Like all high-volume mass-produced V-8 engines, the Hemi has its inevitable share of issues. As a self-professed Mopar fan, this author has owned four vehicles with third-generation Hemi V-8s, and the MDS-equipped 5.7 Hemi unit in question was from a 2011 Dodge Challenger R/T with a five-speed NAG1 automatic. In a previous story, we detailed the original cause of trouble on this MDS-equipped unit—a defect in the timing chain and chain guide/tensioner—and the Hemi's subsequent failure at 235,000 miles from an issue related to improper dealership repairs.

If your Dodge dealership is repairing your 5.7 Hemi engine in conditions like this, it's too late to run away.
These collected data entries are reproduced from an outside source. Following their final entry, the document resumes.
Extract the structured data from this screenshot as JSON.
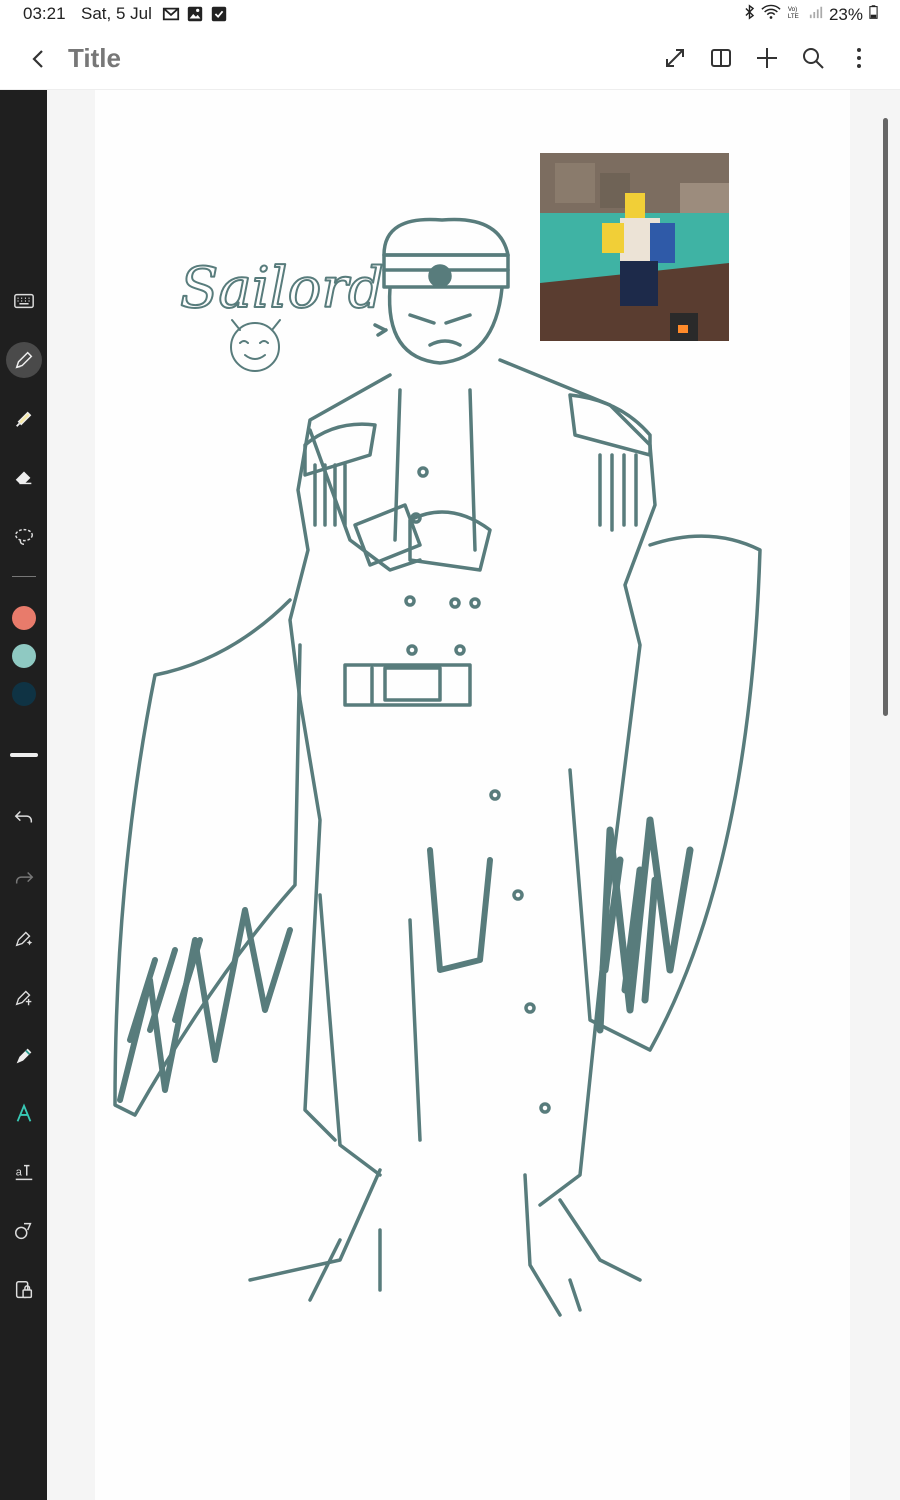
{
  "status_bar": {
    "time": "03:21",
    "date": "Sat, 5 Jul",
    "battery": "23%",
    "icons": [
      "gmail-icon",
      "gallery-icon",
      "task-done-icon",
      "bluetooth-icon",
      "wifi-icon",
      "volte-icon",
      "signal-icon",
      "battery-icon"
    ]
  },
  "app_bar": {
    "title": "Title",
    "actions": [
      "fullscreen-icon",
      "book-view-icon",
      "add-page-icon",
      "search-icon",
      "more-options-icon"
    ]
  },
  "toolbar": {
    "tools": [
      "keyboard-tool",
      "pen-tool",
      "highlighter-tool",
      "eraser-tool",
      "lasso-select-tool"
    ],
    "colors": [
      "#e87b6b",
      "#8fc9c2",
      "#0f3344"
    ],
    "bottom_tools": [
      "undo",
      "redo",
      "ai-assist",
      "shape-pen",
      "pen-edit",
      "handwriting-to-text",
      "text-tool",
      "shapes-tool",
      "lock-tool"
    ],
    "active_tool": "pen-tool"
  },
  "canvas": {
    "handwritten_label": "Sailord",
    "stroke_color": "#587c7c",
    "background": "#fefefe"
  }
}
The backstory to this 5.7 Hemi begins at 66,000 miles (2014), when the timing chain unexpectedly snapped at highway speed in "Eco" mode during four-cylinder operation. The defect was repaired at a Dodge dealership in Moreno Valley, California, under Customer Satisfaction Notification P01. At the time, many dealerships were back-logged with Hemi timing chain defect repairs and this dealership took one or more poorly-advised shortcuts which we'll talk about in a moment. These shortcuts eventually resulted in a failure of head gasket integrity around 235,000 miles, a testament to the forgiving design of the Hemi, but because the car is the author's wife's daily driver and not a weekend toy, it eventually forced the replacement of the engine with a new factory-fresh partial long-block.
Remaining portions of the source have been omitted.